Dem stehen laut Wissenschaftsministerium an den Hochschulen im Land rund 560 Studienanfängerplätze in den Bereichen Pflege und in den Therapieberufen gegenüber. Dabei überwiegt die Krankenpflege mit 473 Anfängerplätzen bei weitem. Doch bei der Physiotherapie, der Ergotherapie oder der Logopädie geht es nur langsam voran. 60 Studienplätze gibt es für Physiotherapeuten und nur 30 für Ergotherapeuten, für Logopäden gar keine, wie ein Sprecher von Wissenschaftsministerin Theresia Bauer (Grüne) erklärt.

„Doppelt so viele Plätze nötig wie heute“

Die Grünen wollen nun bei der Pflege schrittweise vorangehen. Kai Schmidt-Eisenlohr schätzt, „man bräuchte wohl doppelt so viele Studienplätze in der Pflege wie heute“. Doch die Interessenlagen sind unterschiedlich. Ärzte müssten Kompetenzen abgeben. Bisher liegt die Ausbildung der Fachkräfte ganz in der Hand der Fachschulen. Den Unterricht erteilen meist versierte Praktiker, die selbst nicht studiert haben. Die Koalition will folglich behutsam vorgehen. „Die Akademisierung muss einen fachlichen Grund haben“, betont Kai Schmidt-Eisenlohr. Manche Gründe liegen auf der Hand. Ganze pflegerische Felder wie etwa die Wundheilpflege seien nicht erforscht, sagt der Abgeordnete. Auch strebe man zunehmend die Bildung von interprofessionellen Teams an. Dabei könnten „reflektive Praktiker“ hilfreich sein. Auch die SPD-Fraktion ist nach Angaben eines Sprechers „generell dafür, einen kleinen Anteil zu akademisieren“. Noch sei man jedoch in Gesprächen.

Auch die Grünen basteln noch an einem Konzept besonders für die Therapeuten. Im Herbst wollen Gesundheits- und Hochschulpolitiker die nächsten Schritte tun. Viele Fragen sind offen. Sollten die Studiengänge zentral an die Universitätsmedizin angedockt werden, oder dezentral gestaltet werden? Die Fachschulen sollen und dürfen nicht außen vor bleiben, zumal gegenwärtig in den Gesundheits- und Pflegeberufen der Bachelor alleine nicht den Anforderungen aus dem Berufsgesetz entspricht.
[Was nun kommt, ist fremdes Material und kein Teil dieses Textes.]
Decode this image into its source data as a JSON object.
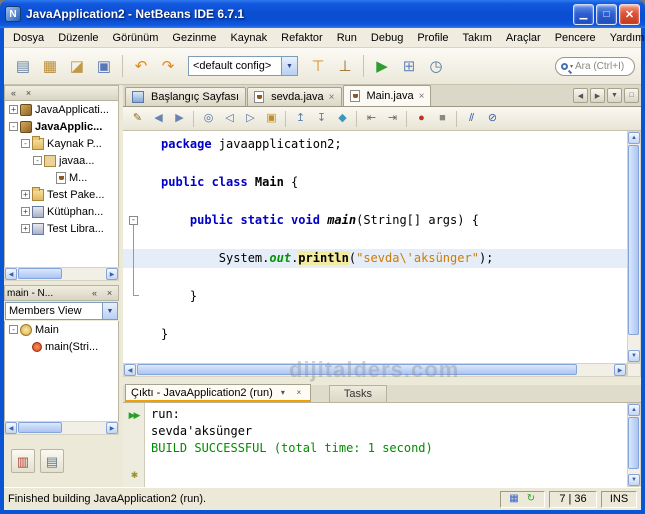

Duale Hochschule meldet hohe Nachfrage

Für Baden-Württemberg zeichnet sich eher eine dezentrale Lösung ab. Die Duale Hochschule beispielsweise meldet eine erhöhte Nachfrage nach dualen Studienplätzen. Lörrach bietet ein Bachelorstudium für Physiotherapeuten an und kooperiert dabei mit den Physiotherapeutenschulen in Bad Säckingen und der Ortenau.

Heidenheim ist im Jahr 2012 mit drei gesundheitswissenschaftlichen Studiengängen an den Start gegangen. Angehende Krankenschwestern oder Altenpflegerinnen, Physio- und Ergotherapeuten können ihre Ausbildung mit dem Studium „Interprofessionelle Gesundheitsversorgung“ kombinieren und nach vier Jahren den Bachelor ablegen. Der Studiengang „Angewandte Gesundheitswissenschaften“ wendet sich an Hebammen, Krankenschwestern und Kinderkrankenschwestern in der Ausbildung. „Medizinische Wissenschaften“ können medizinisch-technische Assistenten (MTA) mit ihrer Ausbildung kombinieren.

Christian Rieck, der Referent des Heidenheimer Rektors, berichtet von guter Auslastung, ein weiterer Ausbau sei an der DHBW Heidenheim geplant. Das hat auch Wissenschaftsministerin Bauer vor. Durch „gezielte Fördermaßnahmen“ solle die Akademisierung der Gesundheitsberufe vorangebracht werden, sagt sie. Für die nachhaltige Finanzierung warte man die Verhandlungen zwischen Bund und Ländern über den Hochschulpakt ab. Dem jährlichen Ausbau um 20 Pflegestudienplätze hat sie aber laut Schmidt-Eisenlohr bereits zugestimmt.